The word that kept
coming to mind after watching First Man
was ‘audacity’. One of the key scenes accentuating this point was someone
attempting to draw on the chalkboard how far the Earth is from the Moon. It was
orders of magnitude further than anything attempted so far – orbiting the
Earth. It was audacious!
Courage or
madness, or a combination of both, must have been part of the early NASA days.
One could spin it positively and call it ‘vision’. Audacious vision, no doubt.
The contraptions that were built for testing – some of these things looked
flimsy and highly unsafe. As an observer, I would have pegged the chances of
success as very, very slim. Having visited the Air & Space museum in D.C.

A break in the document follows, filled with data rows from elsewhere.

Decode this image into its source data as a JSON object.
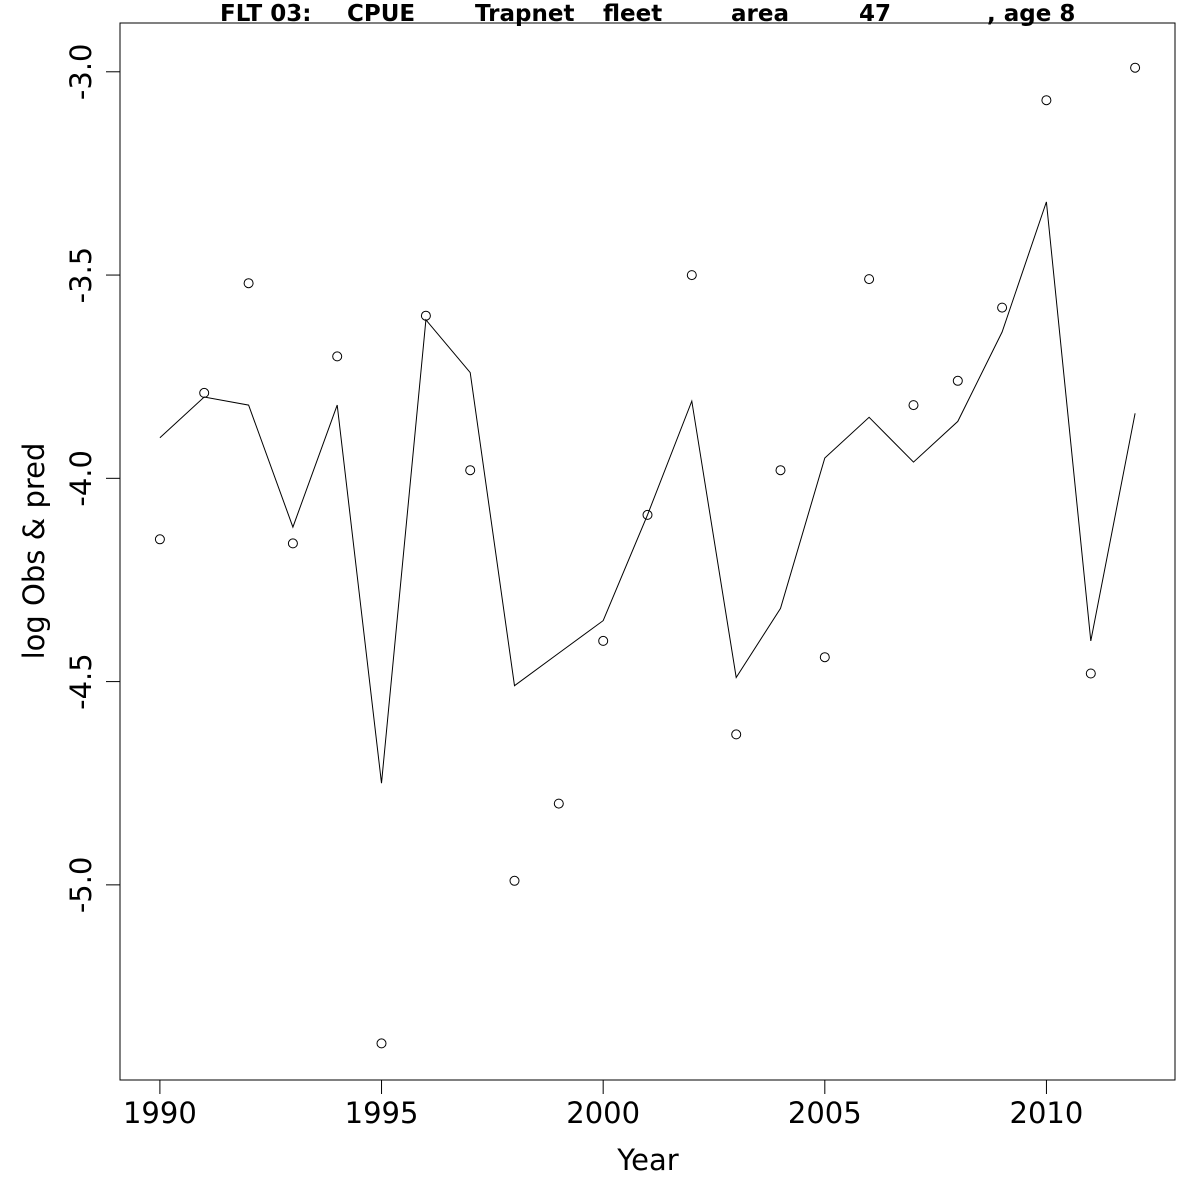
{
  "chart_data": {
    "type": "line",
    "title_parts": [
      "FLT 03:",
      "CPUE",
      "Trapnet",
      "fleet",
      "area",
      "47",
      ", age 8"
    ],
    "xlabel": "Year",
    "ylabel": "log Obs & pred",
    "xlim": [
      1989.1,
      2012.9
    ],
    "ylim": [
      -5.48,
      -2.88
    ],
    "x_ticks": [
      1990,
      1995,
      2000,
      2005,
      2010
    ],
    "y_ticks": [
      -5.0,
      -4.5,
      -4.0,
      -3.5,
      -3.0
    ],
    "x_tick_labels": [
      "1990",
      "1995",
      "2000",
      "2005",
      "2010"
    ],
    "y_tick_labels": [
      "-5.0",
      "-4.5",
      "-4.0",
      "-3.5",
      "-3.0"
    ],
    "grid": false,
    "legend": "none",
    "series": [
      {
        "style": "line",
        "x": [
          1990,
          1991,
          1992,
          1993,
          1994,
          1995,
          1996,
          1997,
          1998,
          1999,
          2000,
          2001,
          2002,
          2003,
          2004,
          2005,
          2006,
          2007,
          2008,
          2009,
          2010,
          2011,
          2012
        ],
        "y": [
          -3.9,
          -3.8,
          -3.82,
          -4.12,
          -3.82,
          -4.75,
          -3.61,
          -3.74,
          -4.51,
          -4.43,
          -4.35,
          -4.09,
          -3.81,
          -4.49,
          -4.32,
          -3.95,
          -3.85,
          -3.96,
          -3.86,
          -3.64,
          -3.32,
          -4.4,
          -3.84
        ]
      },
      {
        "style": "points",
        "marker": "open-circle",
        "x": [
          1990,
          1991,
          1992,
          1993,
          1994,
          1995,
          1996,
          1997,
          1998,
          1999,
          2000,
          2001,
          2002,
          2003,
          2004,
          2005,
          2006,
          2007,
          2008,
          2009,
          2010,
          2011,
          2012
        ],
        "y": [
          -4.15,
          -3.79,
          -3.52,
          -4.16,
          -3.7,
          -5.39,
          -3.6,
          -3.98,
          -4.99,
          -4.8,
          -4.4,
          -4.09,
          -3.5,
          -4.63,
          -3.98,
          -4.44,
          -3.51,
          -3.82,
          -3.76,
          -3.58,
          -3.07,
          -4.48,
          -2.99
        ]
      }
    ]
  }
}
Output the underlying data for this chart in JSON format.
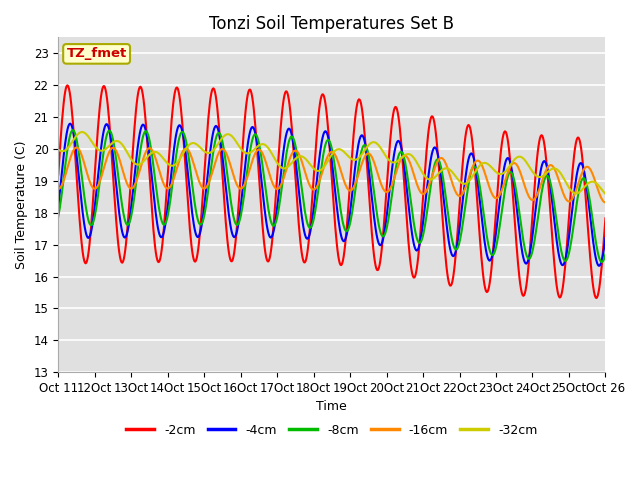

ten years ago, I was reminded of how small and compact the lunar landing module
was. Many scenes in First Man show
the shaking head-face of an astronaut as he was being rocketed into space.
I did not know
much about Neil Armstrong, I suppose because he was such a private person and
the movie tries to portray this with sensitivity. First Man is firstly a movie about people and relationships, and
this keeps it engaging throughout – even though you know the ending of the
movie historically. Those early astronauts, engineers and scientists were
audacious; I’m a wimpy play-it-safe scientist compared to them.
After witnessing
all those tests in flimsy contraptions, the movie shots of the huge Saturn
rocket were awe-inspiring. The marvels of engineering! Given the technology at
the time, those scientists and engineers seem like wizards! But marvels
come in all sizes, from awe-inspiring buildings, the sun gleaming off endless
glass, to my cell-phone – a pocket-sized computer in itself. Other creatures on
earth are sometimes dubbed “nature’s engineers” but none come close to the
insatiable wanderlust for engineering new things as humans do.
The movie briefly
shows protests by the populace. Is going to the moon worth it? Aren’t the funds
being wasted for a pipe-dream? Shouldn’t we be trying to tackle hunger and
poverty here on this Earth? Why are we building a rocket to the moon? Think of
the human lives that have been lost in this ill-fated endeavor? There’s an old
replay of Kennedy saying that we are going to the moon, not because it is easy,
but because it is hard. Very, very, very hard. Audaciously hard. And while the
science and technology plays its role in the movie, First Man is aptly named because it’s really about what it means to
be human.
It’s been a while
since I’ve played the card-game Fluxx,
but I do remember one of the goals: Rocket to the Moon!